David Chao, global market strategist for Asia Pacific ex-Japan at Invesco, said investors would be tempted to return to Chinese equities because “current valuations are way too bearish”.

He added that more stimulus measures from Beijing were likely in the coming months and could provide a “meaningful boost” to the economy as well as a “signal to markets”, though he added these would “come out in bits and pieces”.

Even Goldman Sachs remains hopeful that a stimulus-backed rebound is still on the cards, explaining in a recent note that policy easing is a “central premise of our constructive market view” and forecasting that China’s onshore stock market will rise 7 per cent from its current level over the next 12 months.

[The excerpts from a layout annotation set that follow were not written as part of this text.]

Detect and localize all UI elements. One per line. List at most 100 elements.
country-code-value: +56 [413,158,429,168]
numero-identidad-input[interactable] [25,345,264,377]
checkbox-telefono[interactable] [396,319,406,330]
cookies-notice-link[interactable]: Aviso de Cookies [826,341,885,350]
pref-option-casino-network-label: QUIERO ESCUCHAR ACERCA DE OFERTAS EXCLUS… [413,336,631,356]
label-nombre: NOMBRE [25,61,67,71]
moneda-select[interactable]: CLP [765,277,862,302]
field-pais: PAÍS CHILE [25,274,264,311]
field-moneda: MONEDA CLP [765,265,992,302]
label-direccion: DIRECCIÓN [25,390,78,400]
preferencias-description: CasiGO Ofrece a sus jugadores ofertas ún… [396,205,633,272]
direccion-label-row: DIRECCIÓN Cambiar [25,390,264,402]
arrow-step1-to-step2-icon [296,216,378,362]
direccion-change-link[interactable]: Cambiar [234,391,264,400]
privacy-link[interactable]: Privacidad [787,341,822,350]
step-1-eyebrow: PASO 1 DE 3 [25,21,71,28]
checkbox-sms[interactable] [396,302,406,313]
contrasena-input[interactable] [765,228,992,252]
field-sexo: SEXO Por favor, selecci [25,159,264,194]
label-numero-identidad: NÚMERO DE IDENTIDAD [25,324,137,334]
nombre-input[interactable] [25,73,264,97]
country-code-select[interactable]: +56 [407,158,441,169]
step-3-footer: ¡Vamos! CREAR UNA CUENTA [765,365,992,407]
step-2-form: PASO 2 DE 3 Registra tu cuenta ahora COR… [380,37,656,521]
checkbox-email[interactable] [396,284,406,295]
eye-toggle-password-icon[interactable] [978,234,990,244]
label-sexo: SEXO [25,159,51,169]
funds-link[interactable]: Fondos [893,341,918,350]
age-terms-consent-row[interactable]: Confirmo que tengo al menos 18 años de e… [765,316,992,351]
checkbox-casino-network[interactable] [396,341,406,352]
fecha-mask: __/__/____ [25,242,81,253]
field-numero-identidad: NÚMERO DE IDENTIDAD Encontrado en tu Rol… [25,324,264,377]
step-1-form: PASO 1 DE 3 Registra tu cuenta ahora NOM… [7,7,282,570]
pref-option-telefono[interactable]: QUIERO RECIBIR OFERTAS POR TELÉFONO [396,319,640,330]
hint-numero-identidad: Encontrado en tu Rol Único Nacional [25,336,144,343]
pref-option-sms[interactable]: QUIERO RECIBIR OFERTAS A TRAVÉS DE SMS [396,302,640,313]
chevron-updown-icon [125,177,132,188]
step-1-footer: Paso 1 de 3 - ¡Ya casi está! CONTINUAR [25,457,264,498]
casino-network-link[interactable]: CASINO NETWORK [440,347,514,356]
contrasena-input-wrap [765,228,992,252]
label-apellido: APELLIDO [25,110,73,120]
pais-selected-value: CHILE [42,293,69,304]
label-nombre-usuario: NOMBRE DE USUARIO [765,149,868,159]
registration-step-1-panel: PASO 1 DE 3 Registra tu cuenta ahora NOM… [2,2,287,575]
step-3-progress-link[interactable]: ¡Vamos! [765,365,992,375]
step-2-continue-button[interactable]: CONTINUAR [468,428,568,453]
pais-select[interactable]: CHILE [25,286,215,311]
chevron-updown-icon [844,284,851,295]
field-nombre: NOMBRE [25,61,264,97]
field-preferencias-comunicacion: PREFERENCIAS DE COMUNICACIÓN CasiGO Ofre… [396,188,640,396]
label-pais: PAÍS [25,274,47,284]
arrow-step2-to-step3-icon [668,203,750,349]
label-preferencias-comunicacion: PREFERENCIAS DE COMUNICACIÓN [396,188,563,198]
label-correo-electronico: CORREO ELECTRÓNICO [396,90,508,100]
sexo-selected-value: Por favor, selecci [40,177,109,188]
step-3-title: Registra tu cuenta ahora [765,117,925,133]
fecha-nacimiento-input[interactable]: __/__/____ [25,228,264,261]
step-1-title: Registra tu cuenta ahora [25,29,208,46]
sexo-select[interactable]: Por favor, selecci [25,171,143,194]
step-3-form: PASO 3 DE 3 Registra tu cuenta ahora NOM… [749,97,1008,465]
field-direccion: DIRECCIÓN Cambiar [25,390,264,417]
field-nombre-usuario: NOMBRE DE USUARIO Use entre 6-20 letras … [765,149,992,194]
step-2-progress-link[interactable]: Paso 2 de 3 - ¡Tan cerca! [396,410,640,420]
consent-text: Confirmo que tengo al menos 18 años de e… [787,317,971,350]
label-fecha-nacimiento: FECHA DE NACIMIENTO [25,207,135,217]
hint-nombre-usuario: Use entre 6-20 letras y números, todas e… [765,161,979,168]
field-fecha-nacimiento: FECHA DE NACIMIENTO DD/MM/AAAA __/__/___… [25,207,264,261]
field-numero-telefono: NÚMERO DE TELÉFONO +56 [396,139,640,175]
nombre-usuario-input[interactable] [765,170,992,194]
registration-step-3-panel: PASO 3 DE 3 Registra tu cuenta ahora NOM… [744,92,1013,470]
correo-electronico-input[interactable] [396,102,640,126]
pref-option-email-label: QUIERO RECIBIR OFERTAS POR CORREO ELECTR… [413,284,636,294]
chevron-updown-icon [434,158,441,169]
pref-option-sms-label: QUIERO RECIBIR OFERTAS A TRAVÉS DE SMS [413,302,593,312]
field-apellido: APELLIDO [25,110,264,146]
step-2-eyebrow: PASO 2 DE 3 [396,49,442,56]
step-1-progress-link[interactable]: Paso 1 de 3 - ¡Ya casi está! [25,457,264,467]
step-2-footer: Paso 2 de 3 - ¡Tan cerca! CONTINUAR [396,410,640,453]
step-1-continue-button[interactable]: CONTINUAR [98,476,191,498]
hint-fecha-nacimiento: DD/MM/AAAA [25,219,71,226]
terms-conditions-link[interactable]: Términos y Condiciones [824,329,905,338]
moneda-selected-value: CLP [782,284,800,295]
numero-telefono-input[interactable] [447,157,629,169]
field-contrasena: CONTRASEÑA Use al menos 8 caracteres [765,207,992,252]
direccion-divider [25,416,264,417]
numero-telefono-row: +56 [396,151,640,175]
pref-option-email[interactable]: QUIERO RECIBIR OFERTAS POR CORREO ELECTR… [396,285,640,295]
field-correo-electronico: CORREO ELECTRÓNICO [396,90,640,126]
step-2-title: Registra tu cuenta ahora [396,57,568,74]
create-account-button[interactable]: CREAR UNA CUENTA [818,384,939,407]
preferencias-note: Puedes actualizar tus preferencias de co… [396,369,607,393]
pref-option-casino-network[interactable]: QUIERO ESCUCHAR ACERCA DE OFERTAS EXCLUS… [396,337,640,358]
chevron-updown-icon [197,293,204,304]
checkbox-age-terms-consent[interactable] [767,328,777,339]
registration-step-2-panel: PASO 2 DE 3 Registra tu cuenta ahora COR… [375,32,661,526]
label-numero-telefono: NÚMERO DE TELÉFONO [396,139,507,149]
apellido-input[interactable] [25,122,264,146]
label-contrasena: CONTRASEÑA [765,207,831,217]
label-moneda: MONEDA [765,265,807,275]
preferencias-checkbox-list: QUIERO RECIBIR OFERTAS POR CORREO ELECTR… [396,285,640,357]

Others are less sanguine. Nomura’s Lu and other sceptical analysts argue that massive monetary stimulus or aggressive interest rate cuts cannot unleash the kind of economic growth needed to restore confidence in the market. That makes the bullish forecasts for Chinese equities unrealistic, they say.

“The market is begging for stimulus,” said Hong Hao, chief economist at Grow Investment Group. “But monetary easing can’t solve the secular problems. The more we feed property, the harder it is to get out of its trap.”